No final de junho deste ano, o Senado aprovou o Projeto de Lei do Senado (PLS) 7/2003, que regulamenta o registro, controle e a fiscalização das organizações não-governamentais brasileiras. O projeto não foi bem recebido pelas organizações do Terceiro Setor, que o consideraram de "insuficiente". As ONGs criticaram também o fato de não terem sido convidadas para participar da elaboração do documento.

Erika Bechara, que trabalha há sete anos como assessora jurídica de organizações do Terceiro Setor, explica em entrevista exclusiva ao setor3 detalhes do projeto, redigido pelo senador César Borges, em substituição ao projeto de lei considerado como autoritário, elaborado pelo senador Morazildo Cavalcanti, a partir da Comissão Parlamentar de Inquérito sobre as ONGs, que ele presidia e que teve seus trabalhos concluídos no final de 2002. A advogada comenta as deficiências do projeto, a burocratização que ele cria, e a necessidade de se criar um marco regulatório mais amplo para o Terceiro Setor.

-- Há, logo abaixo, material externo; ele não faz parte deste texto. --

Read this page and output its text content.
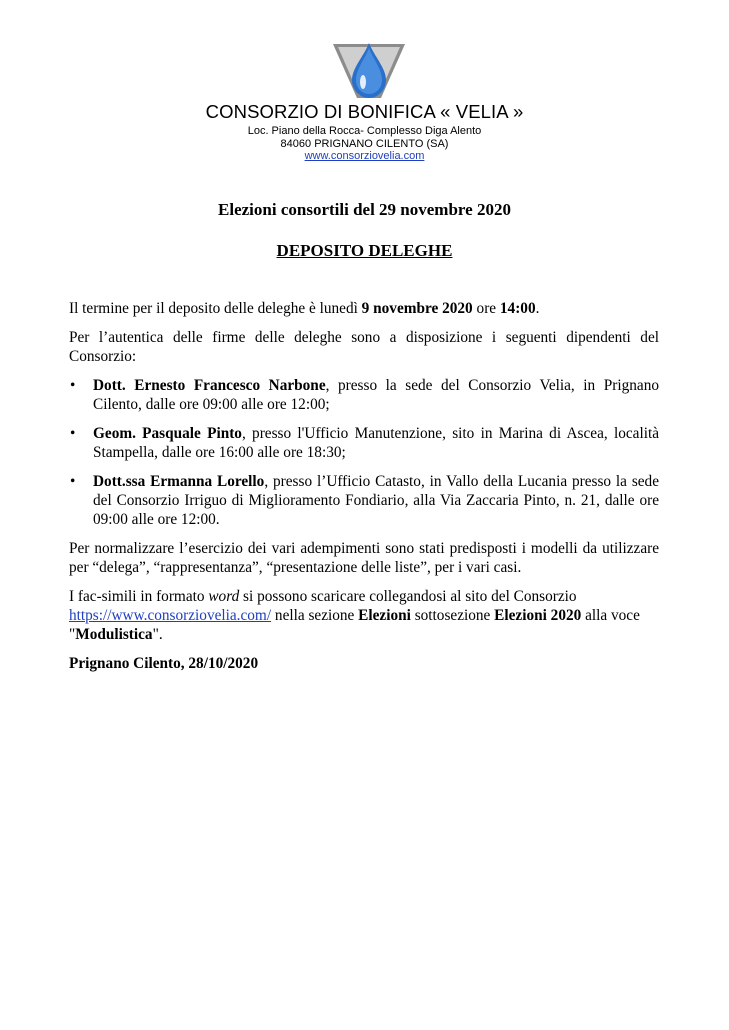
CONSORZIO DI BONIFICA « VELIA »
Loc. Piano della Rocca- Complesso Diga Alento
84060 PRIGNANO CILENTO (SA)
www.consorziovelia.com
Elezioni consortili del 29 novembre 2020
DEPOSITO DELEGHE

Il termine per il deposito delle deleghe è lunedì 9 novembre 2020 ore 14:00.

Per l’autentica delle firme delle deleghe sono a disposizione i seguenti dipendenti del Consorzio:

• Dott. Ernesto Francesco Narbone, presso la sede del Consorzio Velia, in Prignano Cilento, dalle ore 09:00 alle ore 12:00;
• Geom. Pasquale Pinto, presso l'Ufficio Manutenzione, sito in Marina di Ascea, località Stampella, dalle ore 16:00 alle ore 18:30;
• Dott.ssa Ermanna Lorello, presso l’Ufficio Catasto, in Vallo della Lucania presso la sede del Consorzio Irriguo di Miglioramento Fondiario, alla Via Zaccaria Pinto, n. 21, dalle ore 09:00 alle ore 12:00.

Per normalizzare l’esercizio dei vari adempimenti sono stati predisposti i modelli da utilizzare per “delega”, “rappresentanza”, “presentazione delle liste”, per i vari casi.

I fac-simili in formato word si possono scaricare collegandosi al sito del Consorzio https://www.consorziovelia.com/ nella sezione Elezioni sottosezione Elezioni 2020 alla voce "Modulistica".

Prignano Cilento, 28/10/2020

setor3 - Como a sra. avalia o PLS 07/2003, aprovado recentemente pelo Senado?
Erika Bechara - Na verdade, o PLS surgiu um pouco naquele clima de desconfiança da CPI das ONGs [concluída em 2002], quando se começou a pensar que muitas organizações estavam lidando com recursos públicos e privados, mas de uma forma indevida. Isso, enfim, na cabeça de quem resolveu instaurar a CPI...

setor3 - Na sua opinião isso não se verifica?
Erika Bechara - Eu não posso simplesmente dizer que todas as entidades não-governamentais são bem intencionadas; é arriscado demais... São mais de 300 mil entidades. Não posso dizer que todas elas são imbuídas de um espírito construtivo, voltado aos interesses sociais. Mas eu também não posso dizer que a maioria das organizações não tem esse propósito. Num universo de mais de 300 mil entidades, você vai ter, necessariamente, algumas que estão mal-intencionadas. Muitas entidades são constituídas para obter facilidades; a conotação social delas você quase não vê. Isso é inevitável, mas não é a maioria. Não é algo que você possa dizer: "O Terceiro Setor está maculado, está manchado". Eu ainda acredito que a grande maioria está envolvida com a causa, anda corretamente e respeita a lei naquilo que tem que se respeitar.

setor3 - A sra. dizia que o projeto surgiu nesse clima de CPI...
Erika Bechara - Isso. Surgiu o projeto de lei, que é uma idéia assim: "Vamos controlar; nós queremos saber de todas as entidades civis". Mas por quê? A criação de uma fundação passa por um critério prévio de controle público. O Ministério Público vai ver o estatuto, vai ver se o patrimônio que o instituidor daquela fundação está destinando vai cumprir a finalidade definida, vai acompanhar a fundação durante toda a sua vida para ver se os recursos que ela obtém continuam sendo aplicados da forma pretendida pelo instituidor. Todo ano, também presta contas para o MP, apresenta relatório de atividades... As entidades sem fins lucrativos são de dois tipos: as fundações e as associações civis. As fundações se submetem a esse controle prévio, bem rigoroso. Já as associações civis, sofrem um controle menor.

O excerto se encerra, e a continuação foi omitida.